I have a bash script, wherein I execute a line, sleep for sometime and then tail -f my log file to verify a certain pattern is seen, I press ctrl +c to get out of tail -f and then move to the next line till the bash script finishes execution:

Here is what I have done thus far:

#!/bin/bash


# capture the hostname
host_name=`hostname -f`


# method that runs tail -f on log_file.log and looks for pattern and passes control to next line on 'ctrl+c'

echo "==================================================="
echo "On $host_name: running some command"
some command here

echo "On $host_name: sleeping for 5s"
sleep 5

# Look for: "pattern" in log_file.log
# trap 'continue' SIGINT
trap 'continue' SIGINT
echo "On $host_name: post update looking for pattern"
tail -f /var/log/hadoop/datanode.log | egrep -i -e "receiving.*src.*dest.*"


# some more sanity check 
echo "On $host_name: checking uptime on process, tasktracker and hbase-regionserver processes...."
sudo supervisorctl status process


# in the end, enable the balancer
# echo balance_switch true | hbase shell

The script works but I get the error, what needs to change/ what am I doing wrong?
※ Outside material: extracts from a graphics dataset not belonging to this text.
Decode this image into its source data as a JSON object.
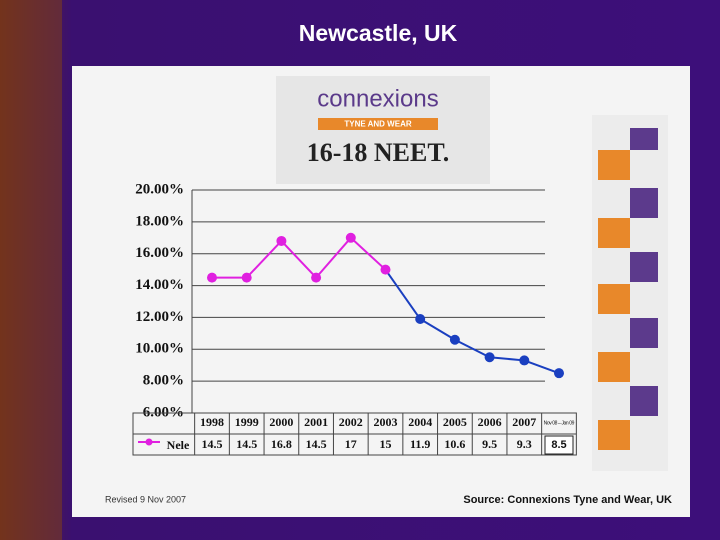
{
  "slide": {
    "title": "Newcastle, UK",
    "logo": "connexions",
    "logo_subtitle": "TYNE AND WEAR",
    "revised": "Revised 9 Nov 2007",
    "source": "Source: Connexions Tyne and Wear, UK"
  },
  "chart_data": {
    "type": "line",
    "title": "16-18 NEET.",
    "categories": [
      "1998",
      "1999",
      "2000",
      "2001",
      "2002",
      "2003",
      "2004",
      "2005",
      "2006",
      "2007",
      "Nov 08 – Jan 09"
    ],
    "series": [
      {
        "name": "Nele",
        "color": "#e020e0",
        "point_colors": [
          "#e020e0",
          "#e020e0",
          "#e020e0",
          "#e020e0",
          "#e020e0",
          "#e020e0",
          "#1a3fc0",
          "#1a3fc0",
          "#1a3fc0",
          "#1a3fc0",
          "#1a3fc0"
        ],
        "values": [
          14.5,
          14.5,
          16.8,
          14.5,
          17,
          15,
          11.9,
          10.6,
          9.5,
          9.3,
          8.5
        ]
      }
    ],
    "ylim": [
      6,
      20
    ],
    "yticks": [
      {
        "value": 6,
        "label": "6.00%"
      },
      {
        "value": 8,
        "label": "8.00%"
      },
      {
        "value": 10,
        "label": "10.00%"
      },
      {
        "value": 12,
        "label": "12.00%"
      },
      {
        "value": 14,
        "label": "14.00%"
      },
      {
        "value": 16,
        "label": "16.00%"
      },
      {
        "value": 18,
        "label": "18.00%"
      },
      {
        "value": 20,
        "label": "20.00%"
      }
    ],
    "grid": true
  }
}
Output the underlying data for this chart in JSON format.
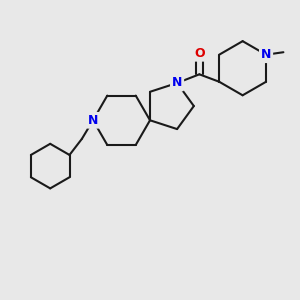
{
  "background_color": "#e8e8e8",
  "bond_color": "#1a1a1a",
  "N_color": "#0000ee",
  "O_color": "#dd0000",
  "bond_lw": 1.5,
  "font_size": 9.0,
  "xlim": [
    -1,
    11
  ],
  "ylim": [
    -1,
    11
  ]
}
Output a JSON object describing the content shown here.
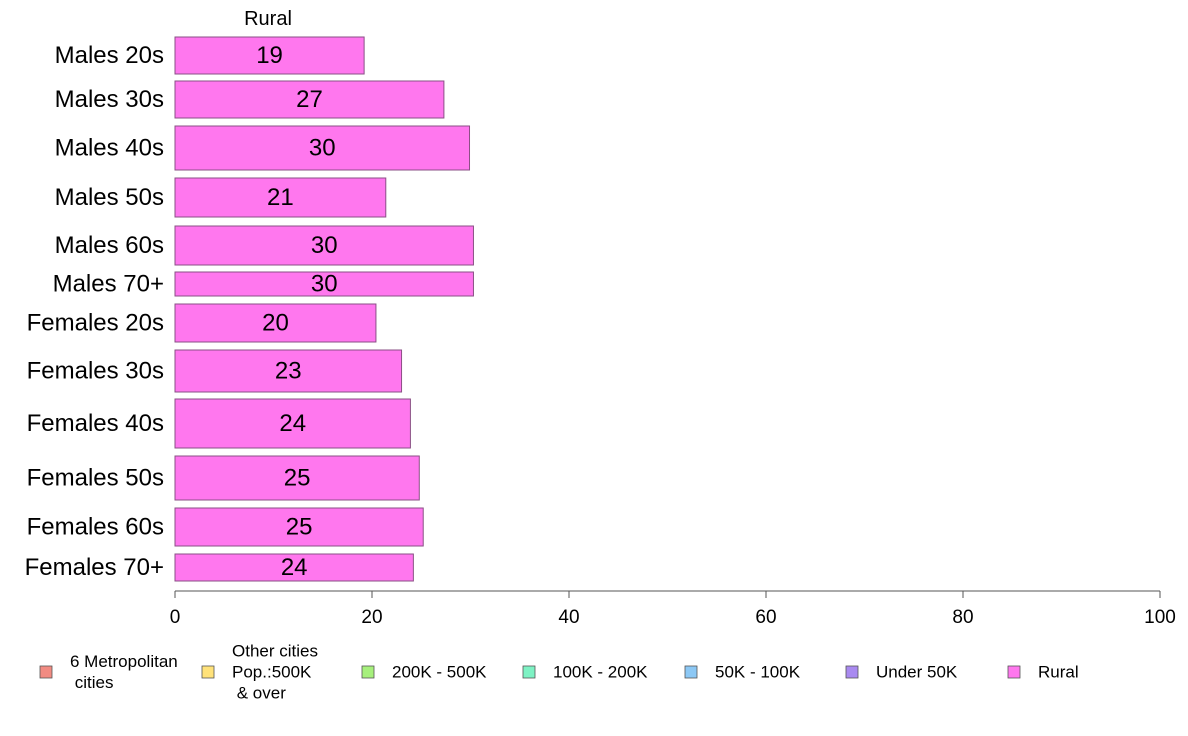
{
  "chart_data": {
    "type": "bar",
    "orientation": "horizontal",
    "panel_title": "Rural",
    "categories": [
      "Males 20s",
      "Males 30s",
      "Males 40s",
      "Males 50s",
      "Males 60s",
      "Males 70+",
      "Females 20s",
      "Females 30s",
      "Females 40s",
      "Females 50s",
      "Females 60s",
      "Females 70+"
    ],
    "values": [
      19.2,
      27.3,
      29.9,
      21.4,
      30.3,
      30.3,
      20.4,
      23.0,
      23.9,
      24.8,
      25.2,
      24.2
    ],
    "value_labels": [
      "19",
      "27",
      "30",
      "21",
      "30",
      "30",
      "20",
      "23",
      "24",
      "25",
      "25",
      "24"
    ],
    "bar_color": "#FF77EE",
    "xlim": [
      0,
      100
    ],
    "xticks": [
      "0",
      "20",
      "40",
      "60",
      "80",
      "100"
    ],
    "xlabel": "",
    "ylabel": "",
    "grid": false,
    "legend": {
      "placement": "bottom",
      "items": [
        {
          "lines": [
            "6 Metropolitan",
            " cities"
          ],
          "color": "#F28B82"
        },
        {
          "lines": [
            "Other cities",
            "Pop.:500K",
            " & over"
          ],
          "color": "#FFE27A"
        },
        {
          "lines": [
            "200K - 500K"
          ],
          "color": "#A6F07C"
        },
        {
          "lines": [
            "100K - 200K"
          ],
          "color": "#7EF2C4"
        },
        {
          "lines": [
            "50K - 100K"
          ],
          "color": "#8CC8F5"
        },
        {
          "lines": [
            "Under 50K"
          ],
          "color": "#A98AF0"
        },
        {
          "lines": [
            "Rural"
          ],
          "color": "#FF77EE"
        }
      ]
    }
  }
}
./script.sh: line 1: continue: only meaningful in a `for', `while', or `until' loop

Best Answer

The continue keyword doesn't mean whatever you think it means. It means continue to the next iteration of a loop. It makes no sense outside of a loop.

I think you're looking for

trap ' ' INT

Since you don't want to do anything upon reception of the signal (beyond killing the foreground job), put no code in the trap. You need a non-empty string, because the empty string has a special meaning: it causes the signal to be ignored.